Pixar's Elemental

“I wanted to capture [my parents’ experiences] in the film, but I did it in a very dark way when my dad died,” Sohn tells Den of Geek magazine. “I definitely went off the rails. It was rage. I had [presented] a set of reels that were really dark, and no one on the team was connecting with it. That was a really dark place for me.”

Tragically, Sohn lost his mother near the end of the filmmaking process as well. It shook him to his core. But by that time, the project was in a more hopeful place, thanks to the support of his friends and coworkers at Pixar. They reminded him that his original vision for the film didn’t come from a place of anger, and he and the team were able to bring the ballad of Ember and Wade to a more optimistic place. “That darker aspect of the story is still part of the movie,” Sohn explains. “But as I started to find closure with my father, I started to find balance in the story to honor his experience without the story being about that. I wanted the story to be about inclusion and love.”

The preview footage shared with us by Pixar shows Ember’s parents immigrating to Element City, whose denizens are composed of either fire, water, land, or air. As they roam the city, societal friction between the fire and water residents is depicted, with Ember’s parents bristling at the fact that the city largely runs on water and isn’t as welcoming to their kind. Xenophobia and all it encompasses—racism, economic discrimination—are directly addressed within the greater metaphor. 

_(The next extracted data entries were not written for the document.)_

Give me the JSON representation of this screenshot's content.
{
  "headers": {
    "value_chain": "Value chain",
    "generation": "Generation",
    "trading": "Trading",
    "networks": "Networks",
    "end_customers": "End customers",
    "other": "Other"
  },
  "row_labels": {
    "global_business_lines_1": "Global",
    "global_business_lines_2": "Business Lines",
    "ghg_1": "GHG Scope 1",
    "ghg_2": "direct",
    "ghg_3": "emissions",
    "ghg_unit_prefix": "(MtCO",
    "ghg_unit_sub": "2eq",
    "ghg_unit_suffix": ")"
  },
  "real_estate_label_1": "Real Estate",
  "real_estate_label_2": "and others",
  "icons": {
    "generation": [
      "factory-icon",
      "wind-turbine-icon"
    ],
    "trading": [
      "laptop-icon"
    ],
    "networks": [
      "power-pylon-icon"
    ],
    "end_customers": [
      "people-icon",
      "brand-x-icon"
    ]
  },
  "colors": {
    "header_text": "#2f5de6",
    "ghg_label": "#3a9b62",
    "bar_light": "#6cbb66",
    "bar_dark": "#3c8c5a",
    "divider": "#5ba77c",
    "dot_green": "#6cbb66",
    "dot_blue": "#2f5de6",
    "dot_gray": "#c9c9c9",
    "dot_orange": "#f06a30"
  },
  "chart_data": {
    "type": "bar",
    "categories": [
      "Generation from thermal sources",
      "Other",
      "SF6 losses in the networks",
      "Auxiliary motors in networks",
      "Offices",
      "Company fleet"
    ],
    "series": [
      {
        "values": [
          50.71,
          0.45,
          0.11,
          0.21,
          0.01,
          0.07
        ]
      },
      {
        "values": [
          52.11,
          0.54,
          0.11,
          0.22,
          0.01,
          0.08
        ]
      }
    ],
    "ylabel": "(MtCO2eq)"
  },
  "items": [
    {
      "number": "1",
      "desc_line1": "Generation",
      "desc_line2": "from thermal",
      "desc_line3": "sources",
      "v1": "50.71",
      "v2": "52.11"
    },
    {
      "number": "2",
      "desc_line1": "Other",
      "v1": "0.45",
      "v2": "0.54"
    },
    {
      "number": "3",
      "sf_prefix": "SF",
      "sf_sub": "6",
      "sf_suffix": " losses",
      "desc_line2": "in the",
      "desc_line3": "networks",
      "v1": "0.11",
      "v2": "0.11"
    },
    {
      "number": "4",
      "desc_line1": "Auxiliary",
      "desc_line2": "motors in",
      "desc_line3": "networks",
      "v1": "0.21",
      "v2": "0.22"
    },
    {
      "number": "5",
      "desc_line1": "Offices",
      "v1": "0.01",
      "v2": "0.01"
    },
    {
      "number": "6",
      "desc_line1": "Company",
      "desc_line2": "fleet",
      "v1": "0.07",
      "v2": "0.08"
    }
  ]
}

But as Sohn says, there’s much more to the story than that. Ember dreams of taking over the family convenience store, which serves as a cultural hub for the city’s fire community. Her aging father periodically coughs up ash and soot, clearly in the twilight of his career after putting in years of back-breaking work. In this respect, Sohn pays tribute to his parents’ sacrifices and the hard work they put into the Korean grocery store they opened in the Bronx, Sohn’s Fruits & Vegetables.

“My parents had come here from a foreign place to make a better life for [my siblings and I],” Sohn says. “They had gone through a war. They came to the country without knowing any English. There were a lot of obstacles for them.”

The unlikely romance between Ember and Wade is inspired by Sohn’s personal life as well, with the cultural clashes between the characters and their families reflecting his and his Italian-American wife’s experiences. “The toughest thing for me was that my parents and grandparents always said, ‘You have to marry a Korean,’” Sohn recalls. “With this film, we’re trying to find specificity in cultures not mixing right away or when empathy hasn’t been opened just yet.”